The Archbishop of Nairobi Raphael Ndingi Nzeki told Panaroma that condoms were helping to spread the virus.

"Aids...has grown so fast because of the availability of condoms," he said.

In Kenya, one in five people are HIV positive.

Gordon Wambi, director of an Aids testing programme in Lwak, near Lake Victoria, told the programme that he could not distribute condoms because of opposition from the Catholic Church.

"Some priests have even been saying that condoms are laced with HIV/Aids," he said.

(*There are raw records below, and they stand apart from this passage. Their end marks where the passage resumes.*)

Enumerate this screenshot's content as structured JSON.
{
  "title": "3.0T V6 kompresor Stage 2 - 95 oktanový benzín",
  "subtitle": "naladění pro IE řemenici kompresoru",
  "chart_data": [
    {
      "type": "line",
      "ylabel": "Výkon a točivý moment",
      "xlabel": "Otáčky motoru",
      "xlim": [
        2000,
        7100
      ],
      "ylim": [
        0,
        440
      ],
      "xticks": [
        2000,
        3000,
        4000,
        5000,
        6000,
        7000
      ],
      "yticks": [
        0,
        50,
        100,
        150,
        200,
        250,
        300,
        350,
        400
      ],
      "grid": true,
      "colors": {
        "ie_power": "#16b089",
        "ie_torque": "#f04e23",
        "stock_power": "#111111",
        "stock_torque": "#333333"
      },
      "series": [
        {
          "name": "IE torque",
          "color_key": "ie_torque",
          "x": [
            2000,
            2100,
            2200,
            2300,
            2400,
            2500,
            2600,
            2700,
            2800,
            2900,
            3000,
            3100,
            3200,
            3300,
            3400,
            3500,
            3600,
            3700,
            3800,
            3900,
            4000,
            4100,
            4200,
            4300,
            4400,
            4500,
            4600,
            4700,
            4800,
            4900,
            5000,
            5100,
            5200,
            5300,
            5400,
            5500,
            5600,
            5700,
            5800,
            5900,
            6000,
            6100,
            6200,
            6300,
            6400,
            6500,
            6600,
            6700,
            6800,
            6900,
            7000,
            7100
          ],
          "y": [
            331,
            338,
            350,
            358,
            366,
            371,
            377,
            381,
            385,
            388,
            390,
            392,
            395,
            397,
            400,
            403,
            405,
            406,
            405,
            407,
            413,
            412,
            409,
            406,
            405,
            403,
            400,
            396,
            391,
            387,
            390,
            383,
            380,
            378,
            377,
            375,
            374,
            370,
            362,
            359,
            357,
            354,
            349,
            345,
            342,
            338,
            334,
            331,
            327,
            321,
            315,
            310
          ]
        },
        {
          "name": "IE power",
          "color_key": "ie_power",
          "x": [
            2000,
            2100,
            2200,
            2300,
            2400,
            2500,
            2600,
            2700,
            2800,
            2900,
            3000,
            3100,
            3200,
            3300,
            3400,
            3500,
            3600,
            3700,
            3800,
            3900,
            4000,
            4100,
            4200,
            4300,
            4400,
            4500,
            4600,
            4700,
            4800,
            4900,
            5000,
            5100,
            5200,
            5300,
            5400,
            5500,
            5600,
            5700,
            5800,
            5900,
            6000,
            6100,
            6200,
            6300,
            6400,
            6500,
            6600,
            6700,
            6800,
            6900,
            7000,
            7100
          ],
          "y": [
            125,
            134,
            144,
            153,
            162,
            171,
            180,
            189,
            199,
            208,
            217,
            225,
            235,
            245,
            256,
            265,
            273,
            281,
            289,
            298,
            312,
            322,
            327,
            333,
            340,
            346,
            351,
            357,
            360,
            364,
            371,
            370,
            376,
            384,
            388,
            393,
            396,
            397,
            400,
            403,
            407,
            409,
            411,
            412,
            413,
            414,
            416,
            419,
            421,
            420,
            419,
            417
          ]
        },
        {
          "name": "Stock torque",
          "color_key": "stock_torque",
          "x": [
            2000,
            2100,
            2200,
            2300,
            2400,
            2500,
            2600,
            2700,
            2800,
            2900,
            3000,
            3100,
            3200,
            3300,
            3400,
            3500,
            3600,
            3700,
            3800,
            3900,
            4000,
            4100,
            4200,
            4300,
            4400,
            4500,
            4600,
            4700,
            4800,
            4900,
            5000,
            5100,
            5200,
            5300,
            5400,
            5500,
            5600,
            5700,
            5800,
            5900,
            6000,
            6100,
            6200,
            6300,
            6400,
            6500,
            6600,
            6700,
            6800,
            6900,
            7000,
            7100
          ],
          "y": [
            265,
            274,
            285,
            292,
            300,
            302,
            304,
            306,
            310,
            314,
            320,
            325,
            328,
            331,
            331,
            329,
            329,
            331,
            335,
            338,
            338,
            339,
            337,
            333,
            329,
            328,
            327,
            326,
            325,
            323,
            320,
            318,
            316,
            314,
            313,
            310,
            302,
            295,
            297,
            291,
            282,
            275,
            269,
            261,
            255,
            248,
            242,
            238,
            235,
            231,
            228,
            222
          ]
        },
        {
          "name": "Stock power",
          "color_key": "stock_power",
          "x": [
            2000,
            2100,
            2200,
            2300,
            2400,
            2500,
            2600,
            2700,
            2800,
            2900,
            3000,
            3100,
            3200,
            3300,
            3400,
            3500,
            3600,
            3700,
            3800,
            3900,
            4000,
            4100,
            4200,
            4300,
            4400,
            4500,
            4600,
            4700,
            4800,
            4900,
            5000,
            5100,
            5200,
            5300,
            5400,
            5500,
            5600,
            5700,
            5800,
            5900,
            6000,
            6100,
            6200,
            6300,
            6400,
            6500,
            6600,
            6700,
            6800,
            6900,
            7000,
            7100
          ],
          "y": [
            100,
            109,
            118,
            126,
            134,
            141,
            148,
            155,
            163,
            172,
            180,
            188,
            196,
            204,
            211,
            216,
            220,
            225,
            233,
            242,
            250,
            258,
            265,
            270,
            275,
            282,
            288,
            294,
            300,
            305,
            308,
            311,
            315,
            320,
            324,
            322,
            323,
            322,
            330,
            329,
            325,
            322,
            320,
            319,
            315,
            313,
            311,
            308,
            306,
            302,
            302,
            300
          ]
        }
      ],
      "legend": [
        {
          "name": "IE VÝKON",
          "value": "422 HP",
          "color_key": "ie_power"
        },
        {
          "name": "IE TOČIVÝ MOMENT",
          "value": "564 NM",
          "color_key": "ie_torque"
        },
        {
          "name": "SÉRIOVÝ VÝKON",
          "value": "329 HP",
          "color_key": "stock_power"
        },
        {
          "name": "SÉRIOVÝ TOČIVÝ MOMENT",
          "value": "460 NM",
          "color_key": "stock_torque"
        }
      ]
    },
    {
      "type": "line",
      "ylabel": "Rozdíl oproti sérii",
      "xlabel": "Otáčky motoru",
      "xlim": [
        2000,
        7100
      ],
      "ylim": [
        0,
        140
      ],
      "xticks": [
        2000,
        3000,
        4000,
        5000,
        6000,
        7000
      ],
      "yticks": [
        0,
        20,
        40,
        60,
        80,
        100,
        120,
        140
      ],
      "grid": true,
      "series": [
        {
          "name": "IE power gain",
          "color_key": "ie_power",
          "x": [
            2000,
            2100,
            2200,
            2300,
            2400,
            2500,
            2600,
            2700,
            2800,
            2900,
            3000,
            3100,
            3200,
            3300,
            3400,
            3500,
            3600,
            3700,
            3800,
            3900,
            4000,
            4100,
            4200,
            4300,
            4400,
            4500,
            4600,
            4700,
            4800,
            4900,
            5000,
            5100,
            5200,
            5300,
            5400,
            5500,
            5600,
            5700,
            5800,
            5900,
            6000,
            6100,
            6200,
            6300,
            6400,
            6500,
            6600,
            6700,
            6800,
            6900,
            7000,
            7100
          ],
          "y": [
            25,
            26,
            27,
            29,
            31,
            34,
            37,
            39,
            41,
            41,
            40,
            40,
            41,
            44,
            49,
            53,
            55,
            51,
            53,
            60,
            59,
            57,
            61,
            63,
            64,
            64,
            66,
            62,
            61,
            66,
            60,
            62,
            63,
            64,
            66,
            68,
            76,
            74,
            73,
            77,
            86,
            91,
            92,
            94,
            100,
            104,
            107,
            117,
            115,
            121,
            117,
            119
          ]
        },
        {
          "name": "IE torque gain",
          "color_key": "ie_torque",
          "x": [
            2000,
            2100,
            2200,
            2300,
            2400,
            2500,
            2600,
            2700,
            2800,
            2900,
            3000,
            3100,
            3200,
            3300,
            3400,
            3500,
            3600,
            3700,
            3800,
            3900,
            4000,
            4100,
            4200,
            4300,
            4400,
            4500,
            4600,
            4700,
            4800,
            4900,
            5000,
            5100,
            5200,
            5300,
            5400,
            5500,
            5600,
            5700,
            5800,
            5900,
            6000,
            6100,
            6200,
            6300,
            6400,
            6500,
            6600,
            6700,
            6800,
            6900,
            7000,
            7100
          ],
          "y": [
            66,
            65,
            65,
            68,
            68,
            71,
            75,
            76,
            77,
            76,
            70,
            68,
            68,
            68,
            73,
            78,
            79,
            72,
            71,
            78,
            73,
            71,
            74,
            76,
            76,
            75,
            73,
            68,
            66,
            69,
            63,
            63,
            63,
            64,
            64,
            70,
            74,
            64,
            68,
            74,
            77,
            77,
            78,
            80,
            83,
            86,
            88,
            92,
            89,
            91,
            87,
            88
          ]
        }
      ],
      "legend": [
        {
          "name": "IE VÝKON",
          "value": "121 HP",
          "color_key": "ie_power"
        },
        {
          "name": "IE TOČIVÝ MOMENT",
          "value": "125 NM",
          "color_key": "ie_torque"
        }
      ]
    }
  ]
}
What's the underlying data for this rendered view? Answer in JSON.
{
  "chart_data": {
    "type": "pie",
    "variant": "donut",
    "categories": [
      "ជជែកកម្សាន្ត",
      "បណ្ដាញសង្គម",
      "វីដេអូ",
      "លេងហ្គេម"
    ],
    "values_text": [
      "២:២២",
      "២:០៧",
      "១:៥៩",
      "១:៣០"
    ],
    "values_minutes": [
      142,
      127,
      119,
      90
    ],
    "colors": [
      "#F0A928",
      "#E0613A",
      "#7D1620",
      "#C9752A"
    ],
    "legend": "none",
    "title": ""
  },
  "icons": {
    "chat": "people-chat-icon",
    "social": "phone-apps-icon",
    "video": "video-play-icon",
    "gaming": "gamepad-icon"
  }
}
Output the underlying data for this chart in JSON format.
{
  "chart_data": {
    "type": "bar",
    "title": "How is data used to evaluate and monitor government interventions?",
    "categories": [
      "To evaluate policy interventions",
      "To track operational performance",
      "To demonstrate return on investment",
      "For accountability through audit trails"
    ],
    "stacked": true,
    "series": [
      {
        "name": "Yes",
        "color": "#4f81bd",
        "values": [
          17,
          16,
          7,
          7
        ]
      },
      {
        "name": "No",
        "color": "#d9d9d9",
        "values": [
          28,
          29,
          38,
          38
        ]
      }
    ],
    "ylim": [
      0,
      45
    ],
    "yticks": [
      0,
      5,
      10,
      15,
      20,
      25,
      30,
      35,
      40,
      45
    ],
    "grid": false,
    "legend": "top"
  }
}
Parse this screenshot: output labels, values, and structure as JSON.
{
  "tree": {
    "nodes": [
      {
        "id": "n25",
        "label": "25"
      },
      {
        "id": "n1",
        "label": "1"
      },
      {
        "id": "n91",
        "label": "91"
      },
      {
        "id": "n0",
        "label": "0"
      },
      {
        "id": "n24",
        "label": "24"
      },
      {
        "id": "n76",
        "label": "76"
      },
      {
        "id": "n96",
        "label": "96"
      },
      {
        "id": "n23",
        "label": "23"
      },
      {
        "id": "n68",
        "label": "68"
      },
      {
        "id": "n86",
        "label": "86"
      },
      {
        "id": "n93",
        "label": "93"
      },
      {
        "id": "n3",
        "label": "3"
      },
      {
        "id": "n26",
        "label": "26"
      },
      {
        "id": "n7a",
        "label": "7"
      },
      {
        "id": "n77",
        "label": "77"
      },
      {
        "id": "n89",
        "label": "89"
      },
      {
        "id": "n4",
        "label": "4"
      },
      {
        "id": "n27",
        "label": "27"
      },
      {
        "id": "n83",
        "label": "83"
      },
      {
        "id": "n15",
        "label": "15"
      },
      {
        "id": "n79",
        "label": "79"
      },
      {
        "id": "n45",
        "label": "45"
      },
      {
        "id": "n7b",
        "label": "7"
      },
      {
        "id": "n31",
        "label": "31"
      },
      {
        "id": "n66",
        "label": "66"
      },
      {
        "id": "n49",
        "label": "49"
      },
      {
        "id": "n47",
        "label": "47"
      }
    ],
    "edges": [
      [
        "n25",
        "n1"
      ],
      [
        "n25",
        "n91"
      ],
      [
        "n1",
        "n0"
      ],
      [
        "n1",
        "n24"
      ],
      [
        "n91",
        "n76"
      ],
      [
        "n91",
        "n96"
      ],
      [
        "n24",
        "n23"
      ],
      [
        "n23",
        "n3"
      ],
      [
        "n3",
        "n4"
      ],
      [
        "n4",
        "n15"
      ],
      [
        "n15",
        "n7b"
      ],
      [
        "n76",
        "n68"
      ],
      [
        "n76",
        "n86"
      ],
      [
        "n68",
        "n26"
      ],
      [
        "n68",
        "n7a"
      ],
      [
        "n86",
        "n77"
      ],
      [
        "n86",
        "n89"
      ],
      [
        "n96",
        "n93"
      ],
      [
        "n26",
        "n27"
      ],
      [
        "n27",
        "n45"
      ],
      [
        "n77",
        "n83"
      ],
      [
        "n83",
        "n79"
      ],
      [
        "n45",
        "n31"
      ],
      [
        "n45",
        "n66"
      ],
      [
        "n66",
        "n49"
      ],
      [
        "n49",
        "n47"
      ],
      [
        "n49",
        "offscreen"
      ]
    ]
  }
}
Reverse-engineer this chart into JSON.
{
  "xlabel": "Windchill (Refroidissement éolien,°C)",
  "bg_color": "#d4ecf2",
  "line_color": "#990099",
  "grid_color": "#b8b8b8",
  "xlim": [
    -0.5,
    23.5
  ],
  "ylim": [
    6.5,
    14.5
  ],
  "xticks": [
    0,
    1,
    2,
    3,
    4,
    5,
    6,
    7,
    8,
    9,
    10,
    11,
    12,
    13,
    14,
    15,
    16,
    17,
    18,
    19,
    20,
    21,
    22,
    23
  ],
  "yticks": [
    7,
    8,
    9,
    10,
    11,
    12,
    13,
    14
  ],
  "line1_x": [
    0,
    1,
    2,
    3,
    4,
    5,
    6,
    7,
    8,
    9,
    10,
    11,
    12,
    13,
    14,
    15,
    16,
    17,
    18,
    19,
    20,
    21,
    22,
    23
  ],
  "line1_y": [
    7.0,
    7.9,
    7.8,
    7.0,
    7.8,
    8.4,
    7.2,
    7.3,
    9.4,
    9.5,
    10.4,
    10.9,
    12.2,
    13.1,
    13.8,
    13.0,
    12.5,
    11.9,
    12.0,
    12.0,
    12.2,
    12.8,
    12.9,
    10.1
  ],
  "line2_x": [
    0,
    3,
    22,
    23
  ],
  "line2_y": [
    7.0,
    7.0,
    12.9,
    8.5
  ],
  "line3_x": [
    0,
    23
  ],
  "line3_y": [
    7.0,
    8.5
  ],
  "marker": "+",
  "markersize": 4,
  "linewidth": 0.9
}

According to Panaroma, the claims about condoms are repeated by Catholics as far apart as Asia and Latin America.

Claims condemned

Catherine Hankins, chief scientific advisor to UNAids, condemned the Church's comments.

"It is very unfortunate to have this type of misinformation being broadcast," she told BBC News Online.

"It is a concern. From a technical point of view, the statements are totally incorrect.

"Latex condoms are impermeable. They do prevent HIV transmission."

The WHO also attacked the Catholic Church's comments.

"Statements like this are quite dangerous, " a spokeswoman told BBC News Online.

"We are facing a global pandemic which has already killed more than 20 million people and currently affects around 42 million.

"There is so much evidence to show that condoms don't let sexually transmitted infections like HIV through.

"Anyone who says otherwise is just wrong."

The aid agency Christian Aid also attacked the Vatican's attitude.

"Condoms are a straightforward and effective way of preventing HIV transmission and to suggest otherwise is dangerous," said Dr Rachel Baggaley, head of its HIV unit.